- Born: 1983 (age 42–43) Brescia, Lombardy, Italy
- Education: University of Pisa
- Scientific career
- Fields: astronomy, planetary science
- Workplaces: ESA Centre for Earth Observation Pan-STARRS

= Marco Micheli =

Italian astronomer

Marco Micheli (born 1983) is an Italian astronomer and a discoverer of minor planets. He is a researcher at the Centre for Earth Observation of ESA's Space Situational Awareness Programme in Italy.

== Career ==

Micheli was born in Brescia, Italy, in 1983. He graduated in 2007 in astronomy and astrophysics at the University of Pisa with a thesis on the YORP effect, and moved for his doctorate to the University of Hawaii where he studied Near-Earth objects and how their streams cause meteor showers. He then moved to ESA's Centre for Earth Observation in Frascati, Italy.

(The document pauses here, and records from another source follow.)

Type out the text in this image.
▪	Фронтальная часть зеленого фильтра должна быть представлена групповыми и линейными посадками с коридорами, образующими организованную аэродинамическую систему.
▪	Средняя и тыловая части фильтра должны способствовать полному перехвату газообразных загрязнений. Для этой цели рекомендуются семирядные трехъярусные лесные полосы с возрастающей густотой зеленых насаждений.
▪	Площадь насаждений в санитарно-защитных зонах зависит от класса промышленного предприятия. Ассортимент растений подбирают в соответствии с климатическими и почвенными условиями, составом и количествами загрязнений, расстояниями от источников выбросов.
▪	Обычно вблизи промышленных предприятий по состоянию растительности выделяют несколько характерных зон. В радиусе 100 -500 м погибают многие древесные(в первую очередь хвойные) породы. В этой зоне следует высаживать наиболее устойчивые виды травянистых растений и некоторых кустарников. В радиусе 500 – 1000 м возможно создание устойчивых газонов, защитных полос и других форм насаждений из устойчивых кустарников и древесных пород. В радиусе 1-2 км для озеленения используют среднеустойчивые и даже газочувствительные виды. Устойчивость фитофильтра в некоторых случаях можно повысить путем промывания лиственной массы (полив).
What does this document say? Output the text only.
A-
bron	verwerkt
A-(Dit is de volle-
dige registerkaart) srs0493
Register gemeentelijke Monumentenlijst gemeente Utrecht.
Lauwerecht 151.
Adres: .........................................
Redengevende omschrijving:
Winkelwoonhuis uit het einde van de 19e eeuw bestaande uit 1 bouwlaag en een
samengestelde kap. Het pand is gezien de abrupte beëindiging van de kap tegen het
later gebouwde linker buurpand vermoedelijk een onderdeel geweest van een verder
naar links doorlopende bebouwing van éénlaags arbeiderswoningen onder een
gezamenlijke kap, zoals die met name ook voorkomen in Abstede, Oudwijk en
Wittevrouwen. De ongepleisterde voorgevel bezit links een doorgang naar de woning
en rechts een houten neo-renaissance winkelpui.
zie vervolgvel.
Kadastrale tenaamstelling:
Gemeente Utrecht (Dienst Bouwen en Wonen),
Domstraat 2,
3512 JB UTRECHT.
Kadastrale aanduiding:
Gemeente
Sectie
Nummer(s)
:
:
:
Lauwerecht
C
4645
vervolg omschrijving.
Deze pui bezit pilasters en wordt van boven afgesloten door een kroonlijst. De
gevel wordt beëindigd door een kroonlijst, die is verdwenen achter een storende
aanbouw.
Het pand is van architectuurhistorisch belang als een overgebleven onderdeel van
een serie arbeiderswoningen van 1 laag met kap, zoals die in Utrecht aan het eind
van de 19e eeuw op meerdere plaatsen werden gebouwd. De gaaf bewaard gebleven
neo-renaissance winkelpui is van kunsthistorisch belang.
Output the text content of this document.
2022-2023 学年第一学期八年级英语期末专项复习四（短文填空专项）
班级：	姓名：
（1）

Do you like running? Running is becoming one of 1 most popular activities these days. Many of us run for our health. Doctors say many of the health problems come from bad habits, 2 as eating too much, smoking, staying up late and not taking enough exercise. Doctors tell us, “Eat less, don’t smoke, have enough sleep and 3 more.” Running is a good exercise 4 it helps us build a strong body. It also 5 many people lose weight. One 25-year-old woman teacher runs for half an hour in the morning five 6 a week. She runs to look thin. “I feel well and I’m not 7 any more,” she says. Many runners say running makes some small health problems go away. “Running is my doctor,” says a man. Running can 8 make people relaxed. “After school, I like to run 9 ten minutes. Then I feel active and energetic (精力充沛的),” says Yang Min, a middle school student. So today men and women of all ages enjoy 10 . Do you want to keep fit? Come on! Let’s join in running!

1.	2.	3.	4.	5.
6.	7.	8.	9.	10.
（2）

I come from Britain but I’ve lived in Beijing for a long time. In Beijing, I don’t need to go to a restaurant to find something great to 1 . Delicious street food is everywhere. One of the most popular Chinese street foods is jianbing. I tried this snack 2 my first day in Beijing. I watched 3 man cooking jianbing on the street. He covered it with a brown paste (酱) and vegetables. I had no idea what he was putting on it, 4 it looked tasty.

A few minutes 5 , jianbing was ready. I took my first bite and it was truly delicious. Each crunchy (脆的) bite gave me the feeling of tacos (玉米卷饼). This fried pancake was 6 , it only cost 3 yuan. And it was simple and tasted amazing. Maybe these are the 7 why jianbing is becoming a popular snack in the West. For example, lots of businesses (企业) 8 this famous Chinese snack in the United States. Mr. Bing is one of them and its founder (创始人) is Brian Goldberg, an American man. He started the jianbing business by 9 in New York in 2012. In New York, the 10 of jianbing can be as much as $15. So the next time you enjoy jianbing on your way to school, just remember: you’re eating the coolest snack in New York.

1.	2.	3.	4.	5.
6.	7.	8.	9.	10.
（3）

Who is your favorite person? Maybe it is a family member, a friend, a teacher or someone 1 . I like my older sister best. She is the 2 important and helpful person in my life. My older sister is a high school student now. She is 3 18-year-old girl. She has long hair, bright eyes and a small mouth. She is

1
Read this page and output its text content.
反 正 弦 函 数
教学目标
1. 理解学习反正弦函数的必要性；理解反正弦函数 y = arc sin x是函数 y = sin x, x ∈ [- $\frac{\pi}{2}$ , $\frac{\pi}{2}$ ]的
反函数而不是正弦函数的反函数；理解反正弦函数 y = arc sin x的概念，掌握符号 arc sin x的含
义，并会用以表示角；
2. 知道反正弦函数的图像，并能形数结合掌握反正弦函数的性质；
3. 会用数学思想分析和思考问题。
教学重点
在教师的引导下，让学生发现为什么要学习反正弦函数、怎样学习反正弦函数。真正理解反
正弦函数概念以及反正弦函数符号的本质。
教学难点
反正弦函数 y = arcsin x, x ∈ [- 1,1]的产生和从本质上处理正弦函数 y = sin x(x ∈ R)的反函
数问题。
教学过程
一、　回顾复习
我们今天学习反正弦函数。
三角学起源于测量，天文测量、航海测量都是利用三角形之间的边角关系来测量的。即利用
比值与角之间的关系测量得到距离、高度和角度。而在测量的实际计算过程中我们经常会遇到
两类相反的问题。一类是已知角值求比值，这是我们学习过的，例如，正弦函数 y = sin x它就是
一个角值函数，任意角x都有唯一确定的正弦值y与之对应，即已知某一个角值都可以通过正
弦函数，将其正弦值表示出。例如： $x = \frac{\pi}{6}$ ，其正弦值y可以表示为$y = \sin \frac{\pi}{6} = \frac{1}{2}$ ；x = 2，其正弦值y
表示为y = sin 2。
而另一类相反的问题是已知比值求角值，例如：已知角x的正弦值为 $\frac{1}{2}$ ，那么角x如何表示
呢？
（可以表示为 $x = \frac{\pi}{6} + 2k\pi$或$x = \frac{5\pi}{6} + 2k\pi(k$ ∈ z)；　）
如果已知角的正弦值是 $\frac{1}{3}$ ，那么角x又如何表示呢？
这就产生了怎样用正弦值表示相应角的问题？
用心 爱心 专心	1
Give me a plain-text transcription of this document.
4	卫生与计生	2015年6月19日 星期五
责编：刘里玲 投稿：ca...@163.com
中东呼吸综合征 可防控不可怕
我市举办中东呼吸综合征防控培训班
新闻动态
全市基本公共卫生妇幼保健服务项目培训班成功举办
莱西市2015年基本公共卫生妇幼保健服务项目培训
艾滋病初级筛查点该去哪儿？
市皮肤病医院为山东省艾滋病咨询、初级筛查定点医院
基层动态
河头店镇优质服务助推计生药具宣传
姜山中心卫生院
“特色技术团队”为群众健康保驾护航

As a member of the Pan-STARRS astronomical survey team, he holds the record of new asteroids detected in a single night since 29 January 2011. According to the Minor Planet Center (MPC) he discovered between 2005 and 2010 twelve asteroids, partly in collaboration with Wladimiro Marinello and Gianpaolo Pizzetti (see list).

In June 2018 he published a study on 1I/ʻOumuamua, the first Interstellar object, where the discovery of a non-gravitational acceleration acting on the object is reported. This suggests that the celestial body may be a comet, although it has not shown any noticeable activity in the visual spectrum during transit in the Solar System.

=== List of discovered minor planets ===

| 177853 Lumezzane | 5 August 2005 | list^{[A]} |
| 229836 Wladimarinello | 28 August 2009 | list^{[A]} |
| 233559 Pizzetti | 4 August 2007 | list^{[B]} |
| 266710 Pedrettiadriana | 31 August 2009 | list |
| (284994) 2010 KD_{60} | 20 May 2010 | list |
| 352148 Tarcisiozani | 4 August 2007 | list^{[A]} |
| (379472) 2010 DT_{40} | 16 February 2010 | list |

| (406983) 2009 RE_{5} | 14 September 2009 | list |
| (407261) 2010 BQ_{3} | 21 January 2010 | list |
| (436214) 2009 XR_{22} | 13 December 2009 | list |
| (485044) 2010 AA_{78} | 15 January 2010 | list |
| (485914) 2012 GZ_{15} | 13 December 2010 | list |
Co-discovery made with: ^{A} G. P. Pizzetti and ^{B} W. Marinello

== Awards and honors ==

Asteroid 10277 Micheli, discovered by American astronomer Schelte Bus at the Siding Spring Observatory in 1981, was named in his honor. The official was published by the MPC on 13 April 2017 (M.P.C. 103974).